9. Una sfida fondamentale per l’Unione europea è rappresentata dalle politiche per l’immigrazione. Servono una politica comune di governo delle frontiere per prevenire i flussi irregolari, nonché una politica di cooperazione per lo sviluppo dei paesi d’origine che contribuisca a mitigarne le cause; allo stesso tempo, servono politiche e risorse finanziarie adeguate a favorire l’integrazione degli immigrati nei nostri territori. La dimensione esterna delle politiche dell’Unione deve trovare adeguato complemento in un’agenda interna che includa processi di integrazione e l’adozione di un sistema comune di asilo e di collocamento dei rifugiati, i cui oneri non possono ricadere solo sui paesi che ne subiscono l’impatto iniziale. I costi di queste politiche devono essere ripartiti solidalmente tra tutti i paesi dell’Unione e sostenuti da adeguati stanziamenti di risorse comunitarie. Le politiche di immigrazione non possono prescindere dall’esigenza di attirare nel nostro paese persone con adeguata qualificazione che possano contribuire a colmare i vuoti esistenti nell’offerta di lavoro per l’industria.

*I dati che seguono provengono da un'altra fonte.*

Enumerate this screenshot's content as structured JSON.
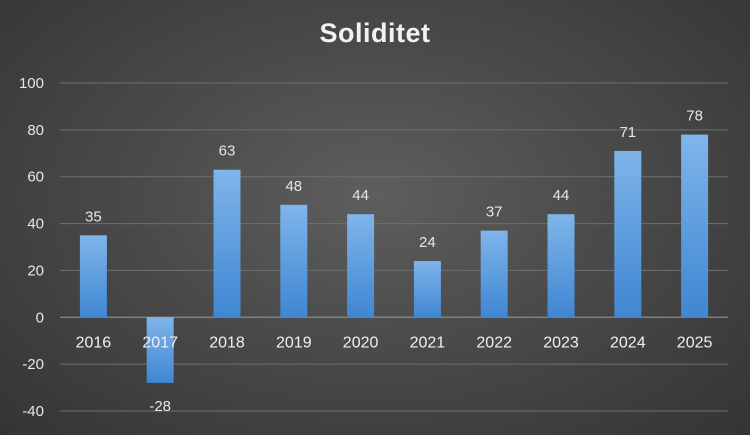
{
  "chart_data": {
    "type": "bar",
    "title": "Soliditet",
    "categories": [
      "2016",
      "2017",
      "2018",
      "2019",
      "2020",
      "2021",
      "2022",
      "2023",
      "2024",
      "2025"
    ],
    "values": [
      35,
      -28,
      63,
      48,
      44,
      24,
      37,
      44,
      71,
      78
    ],
    "data_labels": [
      "35",
      "-28",
      "63",
      "48",
      "44",
      "24",
      "37",
      "44",
      "71",
      "78"
    ],
    "ylim": [
      -40,
      100
    ],
    "yticks": [
      "-40",
      "-20",
      "0",
      "20",
      "40",
      "60",
      "80",
      "100"
    ],
    "grid": true,
    "legend": "none",
    "colors": {
      "bar_top": "#7fb5ea",
      "bar_bottom": "#3f86d2"
    }
  }
}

10. L’Unione europea dovrà sviluppare una operatività militare comune e assumere responsabilità maggiori nelle politiche per la sicurezza e la difesa in ambito NATO. I primi passi annunciati dal Consiglio europeo nelle cooperazioni strutturate appaiono deboli. Devono essere rafforzate le politiche comuni per combattere il terrorismo e proteggere i sistemi informatici; troppo spesso gli scambi di informazioni e la cooperazione tra le autorità nazionali si sono rivelati insufficienti a prevenire gli attacchi. Le imprese possono contribuire in maniera importante allo sviluppo di sistemi più forti per la protezione dei dati.

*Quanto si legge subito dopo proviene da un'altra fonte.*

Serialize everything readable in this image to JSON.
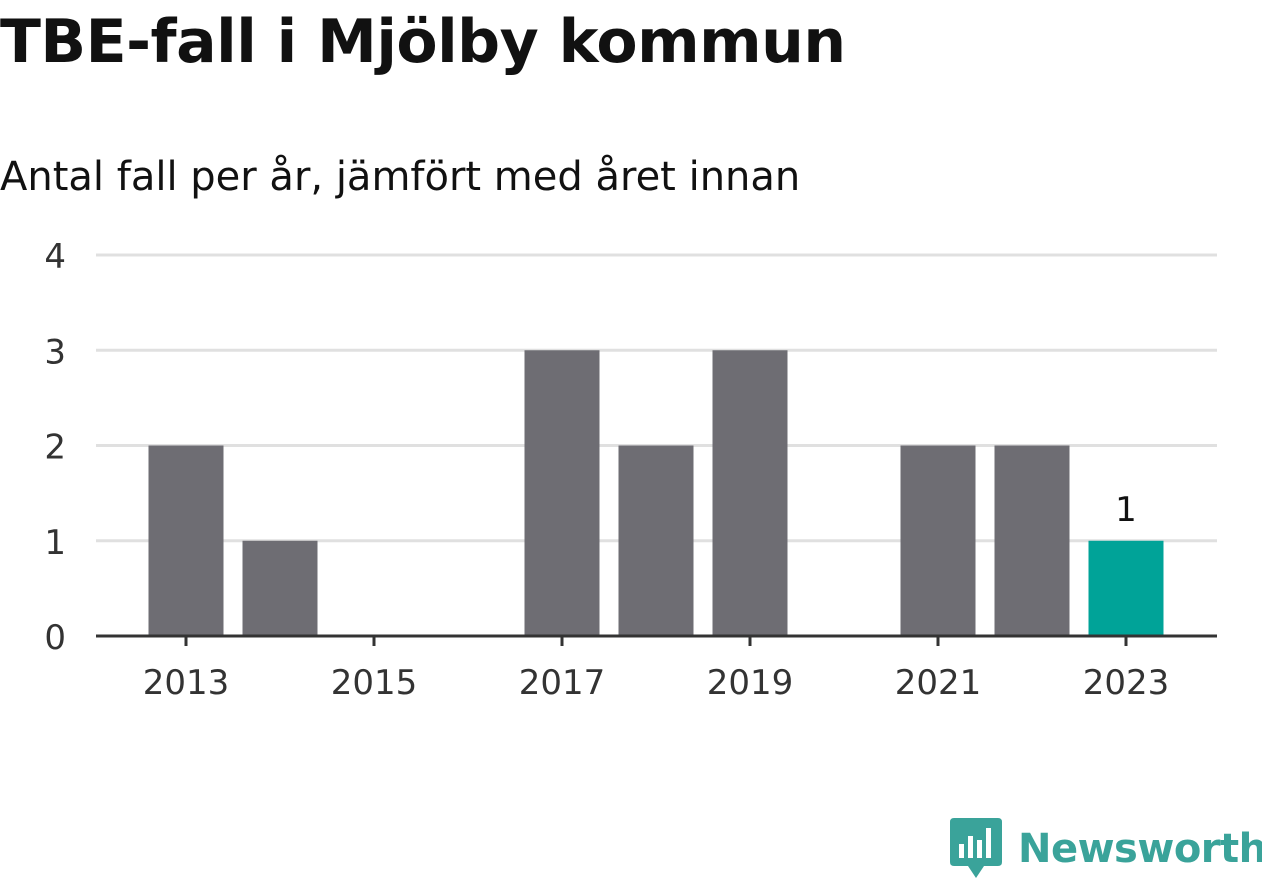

11. La governance economica dell’Unione e dell’Eurozona deve essere ripensata per favorire stabilità macroeconomica attraverso un mix di rigore della finanza pubblica nazionale e di strumenti per la crescita sovranazionali, come gli eurobond. L’Unione europea deve riuscire a superare le divisioni nel governo dell’economia tra paesi creditori e paesi debitori e ritrovare una linea comune di politica economica capace di coniugare responsabilità e solidarietà in una combinazione virtuosa e non distruttiva, per la crescita.